L. is a rule-follower. This is sometime difficult to believe since he spends a lot of time rebelling against the rules that are out there governing what he can and can't do. But he respects laws and rules, and whenever we go someplace new, and there are rules posted, he is probably the only person who actually stops and reads the list through. On Sunday, my mother-in-law took us out to a nearby family water park, and of course L. stopped to read through the rules and regulations posted by the entrance.
"Look!" he exclaimed. "It says that kids UNDER ten have to be accompanied by an adult at all times." He looked smug and had a strange expression on his face.
"I guess you'e eleven now," Scott said, and then we got busy sorting out tickets and wristbands. When we got into the park we spent the first few minutes looking for beach chairs and finally found a place to set our bags. I turned to grab L. so I could put some sunscreen on him but he was gone.

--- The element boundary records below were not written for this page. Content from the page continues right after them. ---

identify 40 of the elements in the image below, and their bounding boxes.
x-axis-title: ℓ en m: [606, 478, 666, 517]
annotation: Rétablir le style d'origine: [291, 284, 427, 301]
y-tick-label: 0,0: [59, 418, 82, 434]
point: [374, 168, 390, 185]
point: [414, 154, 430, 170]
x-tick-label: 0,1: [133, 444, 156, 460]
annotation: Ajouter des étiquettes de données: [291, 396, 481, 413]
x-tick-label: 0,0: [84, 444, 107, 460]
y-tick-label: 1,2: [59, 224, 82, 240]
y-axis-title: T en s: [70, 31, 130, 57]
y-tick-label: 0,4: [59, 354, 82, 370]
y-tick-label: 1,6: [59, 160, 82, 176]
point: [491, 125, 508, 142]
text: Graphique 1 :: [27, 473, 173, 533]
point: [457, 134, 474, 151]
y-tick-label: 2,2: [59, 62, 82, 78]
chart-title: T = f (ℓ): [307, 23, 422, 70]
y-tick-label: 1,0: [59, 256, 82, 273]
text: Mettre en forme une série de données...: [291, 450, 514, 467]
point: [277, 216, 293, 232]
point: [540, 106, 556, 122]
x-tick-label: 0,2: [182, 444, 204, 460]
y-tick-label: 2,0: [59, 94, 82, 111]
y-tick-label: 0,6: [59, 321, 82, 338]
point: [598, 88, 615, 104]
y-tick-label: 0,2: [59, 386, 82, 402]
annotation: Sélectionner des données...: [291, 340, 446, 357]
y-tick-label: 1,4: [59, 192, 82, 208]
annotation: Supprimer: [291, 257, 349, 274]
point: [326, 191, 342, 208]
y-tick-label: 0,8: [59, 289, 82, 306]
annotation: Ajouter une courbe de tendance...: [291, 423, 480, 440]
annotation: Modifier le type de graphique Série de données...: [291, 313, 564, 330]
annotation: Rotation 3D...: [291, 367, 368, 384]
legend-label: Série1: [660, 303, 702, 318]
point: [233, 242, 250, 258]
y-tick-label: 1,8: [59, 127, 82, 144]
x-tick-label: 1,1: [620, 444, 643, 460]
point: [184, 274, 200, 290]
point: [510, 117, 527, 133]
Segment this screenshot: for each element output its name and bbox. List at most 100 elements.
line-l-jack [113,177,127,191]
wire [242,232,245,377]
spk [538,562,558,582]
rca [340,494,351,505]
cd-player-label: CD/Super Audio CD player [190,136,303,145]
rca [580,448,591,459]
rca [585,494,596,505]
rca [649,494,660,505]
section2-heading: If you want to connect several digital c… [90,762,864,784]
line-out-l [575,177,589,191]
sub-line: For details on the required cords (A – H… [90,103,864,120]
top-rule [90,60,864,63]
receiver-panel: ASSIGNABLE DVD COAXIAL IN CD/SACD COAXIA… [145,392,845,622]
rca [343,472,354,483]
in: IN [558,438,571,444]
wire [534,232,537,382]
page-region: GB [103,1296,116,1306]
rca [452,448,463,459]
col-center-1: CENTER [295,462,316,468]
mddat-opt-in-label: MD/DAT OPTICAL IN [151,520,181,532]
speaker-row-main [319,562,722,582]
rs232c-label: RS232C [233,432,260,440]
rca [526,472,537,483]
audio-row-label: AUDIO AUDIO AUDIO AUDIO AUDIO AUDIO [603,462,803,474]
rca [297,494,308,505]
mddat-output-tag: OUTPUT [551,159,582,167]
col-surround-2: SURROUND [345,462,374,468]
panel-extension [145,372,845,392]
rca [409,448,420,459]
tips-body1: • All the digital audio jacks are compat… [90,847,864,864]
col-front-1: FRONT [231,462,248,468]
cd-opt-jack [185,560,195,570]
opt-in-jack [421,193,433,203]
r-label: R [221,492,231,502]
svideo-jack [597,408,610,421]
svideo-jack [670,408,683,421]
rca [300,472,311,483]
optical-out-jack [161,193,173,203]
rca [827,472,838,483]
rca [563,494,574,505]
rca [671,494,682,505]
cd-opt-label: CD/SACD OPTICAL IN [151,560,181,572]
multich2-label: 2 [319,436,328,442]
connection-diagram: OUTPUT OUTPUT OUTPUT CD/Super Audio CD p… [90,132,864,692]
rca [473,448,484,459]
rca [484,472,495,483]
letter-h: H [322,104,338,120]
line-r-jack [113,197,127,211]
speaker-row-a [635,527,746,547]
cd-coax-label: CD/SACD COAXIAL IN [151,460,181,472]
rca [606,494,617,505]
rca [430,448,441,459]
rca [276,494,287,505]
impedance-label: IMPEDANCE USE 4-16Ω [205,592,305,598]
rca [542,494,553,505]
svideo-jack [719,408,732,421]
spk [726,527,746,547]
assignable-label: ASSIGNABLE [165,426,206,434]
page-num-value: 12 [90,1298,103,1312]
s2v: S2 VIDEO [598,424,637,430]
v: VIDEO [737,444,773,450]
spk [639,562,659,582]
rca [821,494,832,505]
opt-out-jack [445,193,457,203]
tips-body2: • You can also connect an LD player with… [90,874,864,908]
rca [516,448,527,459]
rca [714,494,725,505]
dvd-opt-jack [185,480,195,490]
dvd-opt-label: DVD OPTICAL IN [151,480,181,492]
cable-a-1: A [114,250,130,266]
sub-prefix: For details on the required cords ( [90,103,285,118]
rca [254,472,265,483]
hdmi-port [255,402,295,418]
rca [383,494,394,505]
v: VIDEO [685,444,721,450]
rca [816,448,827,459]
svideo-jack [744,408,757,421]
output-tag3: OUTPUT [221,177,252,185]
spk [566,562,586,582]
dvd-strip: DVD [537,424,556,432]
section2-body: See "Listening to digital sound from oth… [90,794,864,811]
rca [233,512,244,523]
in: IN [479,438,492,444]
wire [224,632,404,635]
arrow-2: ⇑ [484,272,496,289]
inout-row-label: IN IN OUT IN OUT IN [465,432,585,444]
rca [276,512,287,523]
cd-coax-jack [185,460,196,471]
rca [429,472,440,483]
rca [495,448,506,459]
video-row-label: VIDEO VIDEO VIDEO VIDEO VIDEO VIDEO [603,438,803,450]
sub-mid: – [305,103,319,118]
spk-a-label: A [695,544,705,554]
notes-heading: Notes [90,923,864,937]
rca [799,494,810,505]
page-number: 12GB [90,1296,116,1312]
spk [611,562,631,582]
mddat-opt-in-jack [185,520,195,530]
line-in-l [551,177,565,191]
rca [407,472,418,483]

It wasn't a big water park. You could stand in one spot and easily scan the entirety of the place. But it was a crowded water park nonetheless, and I never feel at ease if I can't see my kids. Plus I had no idea whether or not L. knew where we had settled our bags so that he could come back and find us. We have a family rule at places like parks and playgrounds that the kids need to follow: we outline the perimeters of the play area and remind them that they can't stray past certain points. We always go over what they should do if they get lost, and who is a safe person to talk to. T. needs to stay in view at all times, and L. needs to "check in" with us periodically and make sure a grown up has seen him. Scott and I spent the first twenty minutes walking the park and wading through the pools in search of L. who, thankfully, turned up a short while before annoyance turned to real worry.
"Why did you just disappear?" I asked him, after I had forced him to follow me back to our beach chairs for the customary "briefing" on rules and regulations.
"I'm eleven now!" he said, in that tone he uses when he thinks he's talking to someone who's a little slow upstairs.
"That doesn't mean you can just disappear in a crowded place without telling anyone!"
"But I don't need to be accompanied by an adult," he said. "The sign said so!"
Of course it did, and of course my literal-minded boy took the rule and ran with it. And while I had to smile a little at the incident, it also reminded us that we need to spend some time thinking about how we can work on helping L. develop his own common sense when it comes to how he interprets the rules and regulations.